An alternative hypothesis proposes that Australasian affinity reflects retention of the Ypykuéra component in isolated groups with high internal genetic similarity. Such populations and genomic regions, characterized by elevated ROH, would be less affected by admixture that could dilute signals of ancient Population Y ancestry. This hypothesis is not supported by our data, which show no correlation between Australasian affinity and inbreeding (FROH) (Spearman’s r = 0.2503; P = 0.1192). Moreover, ROH hotspots, defined as regions with ROH density greater than three standard deviations above the mean, show little overlap with loci of Australasian affinity, with only about 6% of such positions coinciding.

We tested whether Indigenous American affinity to present-day Australasians also includes ancient Hòabìnhian individuals, proposed ancestors of mainland Southeast Asian hunter-gatherers, including the Onge Using D(Mbuti, Y; Mixe, X), with Y as Onge or Hòabìnhian individuals (La368, La364) and X as Indigenous American populations, we evaluated correlations in affinity to Onge and Hòabìnhian individuals. La368 forms a sister branch to Onge, whereas La364 is modelled as Australasian-related plus Austronesian ancestry, sister to Ami. We observed significant correlations for La368 (Spearman’s r = 0.6444; P = 1.1856 × 10^−5) and La364 (Spearman’s r = 0.6208; P = 2.8848 × 10^−5). These results support a shared ancestry component between Indigenous Americans and Australasians that extends deep into the past.
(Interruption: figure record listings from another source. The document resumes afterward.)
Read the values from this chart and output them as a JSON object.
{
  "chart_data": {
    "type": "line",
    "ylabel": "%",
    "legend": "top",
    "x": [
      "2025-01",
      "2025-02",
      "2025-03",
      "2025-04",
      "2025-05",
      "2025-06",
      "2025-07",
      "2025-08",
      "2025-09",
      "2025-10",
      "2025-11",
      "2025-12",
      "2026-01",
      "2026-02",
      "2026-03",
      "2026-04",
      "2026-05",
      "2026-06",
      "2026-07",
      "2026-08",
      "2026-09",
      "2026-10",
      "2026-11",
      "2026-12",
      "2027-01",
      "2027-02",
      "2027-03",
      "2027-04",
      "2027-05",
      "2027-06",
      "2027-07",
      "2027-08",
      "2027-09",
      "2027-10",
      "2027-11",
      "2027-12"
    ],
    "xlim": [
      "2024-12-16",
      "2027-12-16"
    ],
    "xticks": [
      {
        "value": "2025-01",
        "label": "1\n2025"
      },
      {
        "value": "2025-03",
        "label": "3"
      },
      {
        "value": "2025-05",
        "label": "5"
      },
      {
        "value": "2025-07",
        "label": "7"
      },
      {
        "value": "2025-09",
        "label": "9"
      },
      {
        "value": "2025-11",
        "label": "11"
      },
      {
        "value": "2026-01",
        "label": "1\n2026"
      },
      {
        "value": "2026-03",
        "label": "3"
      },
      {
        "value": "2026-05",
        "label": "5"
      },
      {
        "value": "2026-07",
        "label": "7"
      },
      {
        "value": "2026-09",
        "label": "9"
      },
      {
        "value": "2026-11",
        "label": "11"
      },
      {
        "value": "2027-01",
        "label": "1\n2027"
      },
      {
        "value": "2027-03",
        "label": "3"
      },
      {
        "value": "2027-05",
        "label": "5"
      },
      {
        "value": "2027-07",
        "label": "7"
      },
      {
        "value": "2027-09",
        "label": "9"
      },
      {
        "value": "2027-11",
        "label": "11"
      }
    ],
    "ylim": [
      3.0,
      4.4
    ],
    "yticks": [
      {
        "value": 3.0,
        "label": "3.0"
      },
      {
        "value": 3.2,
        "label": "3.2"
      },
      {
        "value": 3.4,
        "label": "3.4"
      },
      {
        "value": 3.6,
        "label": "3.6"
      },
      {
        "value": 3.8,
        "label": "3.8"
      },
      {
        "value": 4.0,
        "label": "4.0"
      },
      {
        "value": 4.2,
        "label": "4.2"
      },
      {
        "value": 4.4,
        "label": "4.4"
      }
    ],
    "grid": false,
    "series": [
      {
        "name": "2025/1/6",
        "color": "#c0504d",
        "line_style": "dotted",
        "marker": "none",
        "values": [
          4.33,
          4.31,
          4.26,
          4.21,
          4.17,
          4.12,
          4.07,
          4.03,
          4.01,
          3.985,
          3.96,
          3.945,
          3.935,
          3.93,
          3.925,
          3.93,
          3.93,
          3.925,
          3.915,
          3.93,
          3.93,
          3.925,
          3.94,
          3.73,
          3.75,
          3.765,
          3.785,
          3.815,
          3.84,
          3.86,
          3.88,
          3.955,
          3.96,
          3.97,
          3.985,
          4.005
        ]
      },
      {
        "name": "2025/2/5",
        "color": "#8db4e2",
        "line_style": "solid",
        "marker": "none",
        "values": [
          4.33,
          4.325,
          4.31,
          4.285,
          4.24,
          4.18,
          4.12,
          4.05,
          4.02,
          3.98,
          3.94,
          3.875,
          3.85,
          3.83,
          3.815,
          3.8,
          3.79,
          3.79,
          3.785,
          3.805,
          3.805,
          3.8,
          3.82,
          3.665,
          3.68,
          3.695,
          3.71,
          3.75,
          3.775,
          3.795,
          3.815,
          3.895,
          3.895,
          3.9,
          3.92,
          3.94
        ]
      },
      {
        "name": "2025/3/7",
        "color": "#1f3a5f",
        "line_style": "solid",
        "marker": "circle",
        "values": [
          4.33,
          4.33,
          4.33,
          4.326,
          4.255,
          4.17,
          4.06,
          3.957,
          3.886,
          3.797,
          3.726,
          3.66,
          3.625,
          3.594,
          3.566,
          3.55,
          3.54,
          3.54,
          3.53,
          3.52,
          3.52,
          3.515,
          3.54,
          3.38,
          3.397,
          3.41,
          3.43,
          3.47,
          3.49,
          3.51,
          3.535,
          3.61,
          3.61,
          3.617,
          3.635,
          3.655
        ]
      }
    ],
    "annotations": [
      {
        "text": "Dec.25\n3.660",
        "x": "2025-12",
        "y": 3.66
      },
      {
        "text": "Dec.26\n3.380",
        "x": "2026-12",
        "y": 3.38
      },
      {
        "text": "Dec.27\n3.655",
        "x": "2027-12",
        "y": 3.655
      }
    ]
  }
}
The Current Biology article and its abstract:

• Expansion of ancestry into the Pampas, Uruguay, and Patagonia from the Middle Holocene

• Repeated mobility from southern Andean and southern Patagonian-related populations

• Genetic differentiation between the Upper and Lower Paraná River Delta ∼600 years ago

• Coastal dispersal from southern Brazil to eastern Uruguay via mound-builder societies

The Southern Cone represents the southernmost region of South America settled by humans. Although ancient genomes from southern Patagonia have been sequenced, genomes from the central Southern Cone (CSC) remain temporally and spatially sparse. Archaeology documents major cultural transformations during the Middle and Late Holocene, yet their relationship with demographic processes has been debated. 

We present genome-wide data from 52 individuals spanning 6,000 years, originating from four regions of the CSC in present-day Argentina and Uruguay: the central and southern Pampas, Northwest Patagonia, the Paraná River Delta and Lower Uruguay River, and the eastern lowlands of Uruguay. 

Genomic evidence from the Pampas reveals the presence of at least three distinct ancestries during the Middle Holocene. Although genetic contacts with southern Patagonian groups were sporadic, we identified the expansion of an ancestry of unknown geographic origin by 5,500 years ago (ya), which increased during the Late Holocene. This ancestry arrived in Northwest Patagonia by at least 600 ya and co-existed locally with a southern Andean genetic profile until colonial times. 

Genetic structure differentiates populations along the Paraná River Delta and Lower Uruguay River by 1,500 ya. 

Individuals from the eastern lowlands of Uruguay show genetic links with Sambaqui-associated populations from the southern coast of Brazil, suggesting the role of human dispersals in connecting tropical lowland cultural traditions. 

Our work documents the diffusion of genetically distinct groups across all studied regions and provides compelling evidence that large-scale human movements contributed to the remarkable cultural diversity of CSC populations during the Middle and Late Holocene.

Kim-Louise Krettek, et al., "The shared genomic history of Middle- to Late-Holocene populations from the Southern Cone of South America" Current Biology (April 22, 2026).